Les opérations de recompositions publiques restent limitées. Les groupements de coopération sanitaire érigés en établissements de santé sont rares (22 GCS) et aucun n’est constitué exclusivement d’établissements publics. De même, le nombre de communautés hospitalières de territoire (CHT) est faible (39 en 2013, 45 à l’automne 2014). La situation est hétérogène. Ainsi, certaines régions sont bien maillées en territoires qui coopèrent tandis que d’autres en sont dénués. Quelques réformateurs prudents ou timorés ont bien essayé d’inciter aux modes divers de coopération. Mais en France, seuls la Loi, l’ordre et le bâton comptent. Marisol Touraine l’a compris. Le commandement lui va bien. Puisqu’il faut des coopérations pour masquer les insuffisances de l’offre de soins liées à une démographie médicale qui s’effondre, elle va les rendre obligatoires. Les ARS veilleront à ce que les établissements rétifs ou incapables se plient à l’obligation de travailler ensemble.

Diable et détails

Le diable est bien évidemment dans les détails. La Ministre qui voit dans cette réforme une chance de rentrer dans l’histoire comme grande réformatrice des hôpitaux a beau dire qu’elle n’utilisera pas les GHT pour rationaliser les hôpitaux, tout le monde commence à penser que cette réforme permet tout. D’ailleurs, l’hospitalisation privée ne s’y trompe pas. Une hospitalisation unie, forte et rationalisée est bien plus inquiétante pour elle que des hôpitaux isolés, faibles et livrés à eux-mêmes. Pèle mêle, tout est reproché à la Ministre et aux ARS. Il leur est fait un procès en autoritarisme. En réalité, le ministère a laissé faire jusqu’à présent. Et comme dans tout processus législatif, il s’engage maintenant dans la rédaction de décrets d’application plus contraignants que ne l’est la loi. Et c’est évidemment là que le bât blesse. Qui va hériter du leadership dans le territoire de santé ? Quelles configurations donne-t-on aux GHT ? Quelle place pour les CHU ? Les ARS laisseront-elles les acteurs donner leur avis ? Les hôpitaux en faillite utiliseront-ils les réserves financières de ceux qui ont gagné de l’argent et fait des économies. Du côté de Marseille, les budgets d’Aix en Provence font rêver l’AP-HM. Faut-il de grands GHT ingérables ou des GHT souples ?

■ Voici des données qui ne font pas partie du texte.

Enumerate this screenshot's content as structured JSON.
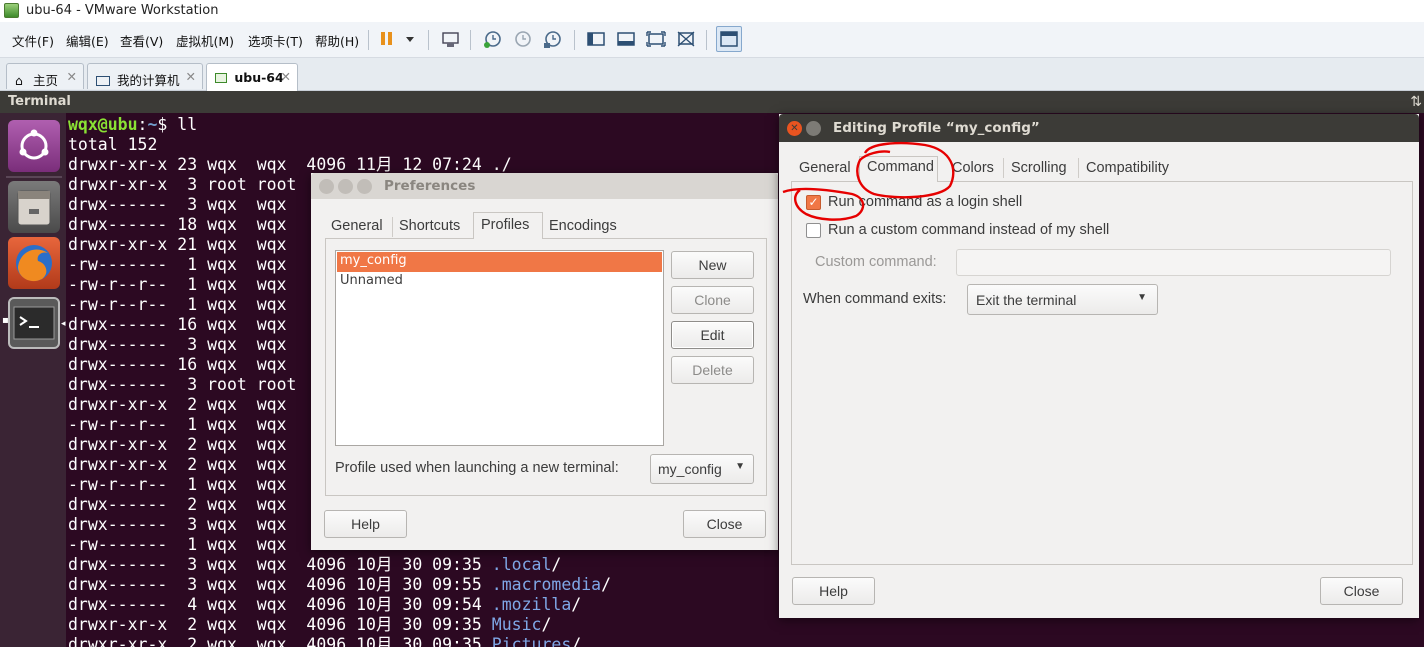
{
  "window": {
    "title": "ubu-64 - VMware Workstation"
  },
  "menu": [
    "文件(F)",
    "编辑(E)",
    "查看(V)",
    "虚拟机(M)",
    "选项卡(T)",
    "帮助(H)"
  ],
  "vm_tabs": [
    {
      "label": "主页",
      "icon": "home-icon"
    },
    {
      "label": "我的计算机",
      "icon": "computer-icon"
    },
    {
      "label": "ubu-64",
      "icon": "vm-icon",
      "active": true
    }
  ],
  "ubuntu_panel": {
    "title": "Terminal"
  },
  "terminal": {
    "prompt_user": "wqx@ubu",
    "prompt_path": "~",
    "prompt_symbol": "$",
    "command": " ll",
    "lines": [
      "total 152",
      "drwxr-xr-x 23 wqx  wqx  4096 11月 12 07:24 ./",
      "drwxr-xr-x  3 root root",
      "drwx------  3 wqx  wqx",
      "drwx------ 18 wqx  wqx",
      "drwxr-xr-x 21 wqx  wqx",
      "-rw-------  1 wqx  wqx",
      "-rw-r--r--  1 wqx  wqx",
      "-rw-r--r--  1 wqx  wqx",
      "drwx------ 16 wqx  wqx",
      "drwx------  3 wqx  wqx",
      "drwx------ 16 wqx  wqx",
      "drwx------  3 root root",
      "drwxr-xr-x  2 wqx  wqx",
      "-rw-r--r--  1 wqx  wqx",
      "drwxr-xr-x  2 wqx  wqx",
      "drwxr-xr-x  2 wqx  wqx",
      "-rw-r--r--  1 wqx  wqx",
      "drwx------  2 wqx  wqx",
      "drwx------  3 wqx  wqx",
      "-rw-------  1 wqx  wqx"
    ],
    "full_lines": [
      {
        "text": "drwx------  3 wqx  wqx  4096 10月 30 09:35 ",
        "name": ".local",
        "suffix": "/"
      },
      {
        "text": "drwx------  3 wqx  wqx  4096 10月 30 09:55 ",
        "name": ".macromedia",
        "suffix": "/"
      },
      {
        "text": "drwx------  4 wqx  wqx  4096 10月 30 09:54 ",
        "name": ".mozilla",
        "suffix": "/"
      },
      {
        "text": "drwxr-xr-x  2 wqx  wqx  4096 10月 30 09:35 ",
        "name": "Music",
        "suffix": "/"
      },
      {
        "text": "drwxr-xr-x  2 wqx  wqx  4096 10月 30 09:35 ",
        "name": "Pictures",
        "suffix": "/"
      }
    ]
  },
  "preferences": {
    "title": "Preferences",
    "tabs": [
      "General",
      "Shortcuts",
      "Profiles",
      "Encodings"
    ],
    "active_tab": "Profiles",
    "profiles": [
      "my_config",
      "Unnamed"
    ],
    "selected_profile": "my_config",
    "buttons": {
      "new": "New",
      "clone": "Clone",
      "edit": "Edit",
      "delete": "Delete",
      "help": "Help",
      "close": "Close"
    },
    "launch_label": "Profile used when launching a new terminal:",
    "launch_value": "my_config"
  },
  "editing_profile": {
    "title": "Editing Profile “my_config”",
    "tabs": [
      "General",
      "Command",
      "Colors",
      "Scrolling",
      "Compatibility"
    ],
    "active_tab": "Command",
    "login_shell_label": "Run command as a login shell",
    "login_shell_checked": true,
    "custom_command_label": "Run a custom command instead of my shell",
    "custom_command_checked": false,
    "custom_command_field_label": "Custom command:",
    "custom_command_value": "",
    "exit_label": "When command exits:",
    "exit_value": "Exit the terminal",
    "help": "Help",
    "close": "Close"
  },
  "colors": {
    "accent": "#f07746",
    "terminal_bg": "#2c0922",
    "launcher_bg": "#3a2434",
    "annotation": "#e60000"
  }
}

En réalité, la réforme Touraine n’est qu’une étape d’un long processus de déconcentration de l’État. Mais il est accompli, comme notre pays centralisateur et cartésien sait le faire, sous contrôle et avec une main de fer. Les GHT Touraine seront-ils LA réponse à la maladie de la santé faite de déficits, de fuite des médecins et de files d’attente ? Sans doute pas. Mais l’histoire de la réforme de l’hôpital s’inscrit sur une longue période. Et il se pourrait bien que la ministre actuelle parvienne à changer un peu son image. À un an des élections, ce ne serait déjà pas rien.